Bootle said the Fed's commitment to purchase $40 billion of mortgage-backed securities every month will substantially boost the U.S. monetary base, but might not generate faster growth of credit or the economy at large.

Meanwhile, the ECB's proposed bond-buying program fails to address the lack of competitiveness in southern European countries, which has contributed to weak growth and excessive debt, said Bootle.

Bootle added that he still expects the euro zone to disintegrate, with Greece and potentially one or two other small countries leaving the monetary union. According to him, the euro zone's economy will contract every year from 2012 to 2014, with a sharp fall of 2.5 percent in 2013.

Bootle said the gloomy economic picture, particularly in Europe, will benefit safe haven assets like U.S. Treasurys and gold, but prove to be bad for German Bunds and the Euro .

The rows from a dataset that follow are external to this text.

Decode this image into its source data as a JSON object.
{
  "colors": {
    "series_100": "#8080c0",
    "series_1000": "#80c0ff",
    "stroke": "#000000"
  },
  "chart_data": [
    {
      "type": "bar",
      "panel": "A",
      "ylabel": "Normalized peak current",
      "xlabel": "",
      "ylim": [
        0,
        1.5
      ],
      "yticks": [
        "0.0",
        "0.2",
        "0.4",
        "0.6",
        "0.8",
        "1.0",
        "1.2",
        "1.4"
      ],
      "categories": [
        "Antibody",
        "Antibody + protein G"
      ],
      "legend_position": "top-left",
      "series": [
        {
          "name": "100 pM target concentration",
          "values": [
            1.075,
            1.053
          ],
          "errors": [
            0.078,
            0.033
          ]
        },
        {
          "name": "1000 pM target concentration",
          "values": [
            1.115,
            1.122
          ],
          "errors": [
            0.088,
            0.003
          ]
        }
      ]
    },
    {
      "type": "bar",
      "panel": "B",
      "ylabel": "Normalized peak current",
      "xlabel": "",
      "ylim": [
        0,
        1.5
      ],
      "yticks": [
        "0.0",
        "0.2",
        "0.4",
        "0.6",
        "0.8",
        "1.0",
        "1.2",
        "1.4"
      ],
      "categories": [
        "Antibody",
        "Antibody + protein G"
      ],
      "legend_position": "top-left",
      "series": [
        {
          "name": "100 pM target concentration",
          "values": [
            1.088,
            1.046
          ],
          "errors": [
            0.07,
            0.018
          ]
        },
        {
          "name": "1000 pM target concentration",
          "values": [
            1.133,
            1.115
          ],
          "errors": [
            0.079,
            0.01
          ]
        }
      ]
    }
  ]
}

Capital Economics forecasts 10-year yields on U.S. Treasurys (and U.K. Gilts) will hover around 1.5 percent until the end of 2014, but German Bund yields will rise to 3 percent.

The report also predicted the S&P 500 will end both 2012 and 2013 at around 1,350 points, below the psychologically important 1,400 level. The index peaked in mid-September at 1,474.51 points.

"One reason we are skeptical the market will do better is that we think profit margins are set to come under pressure," said Bootle.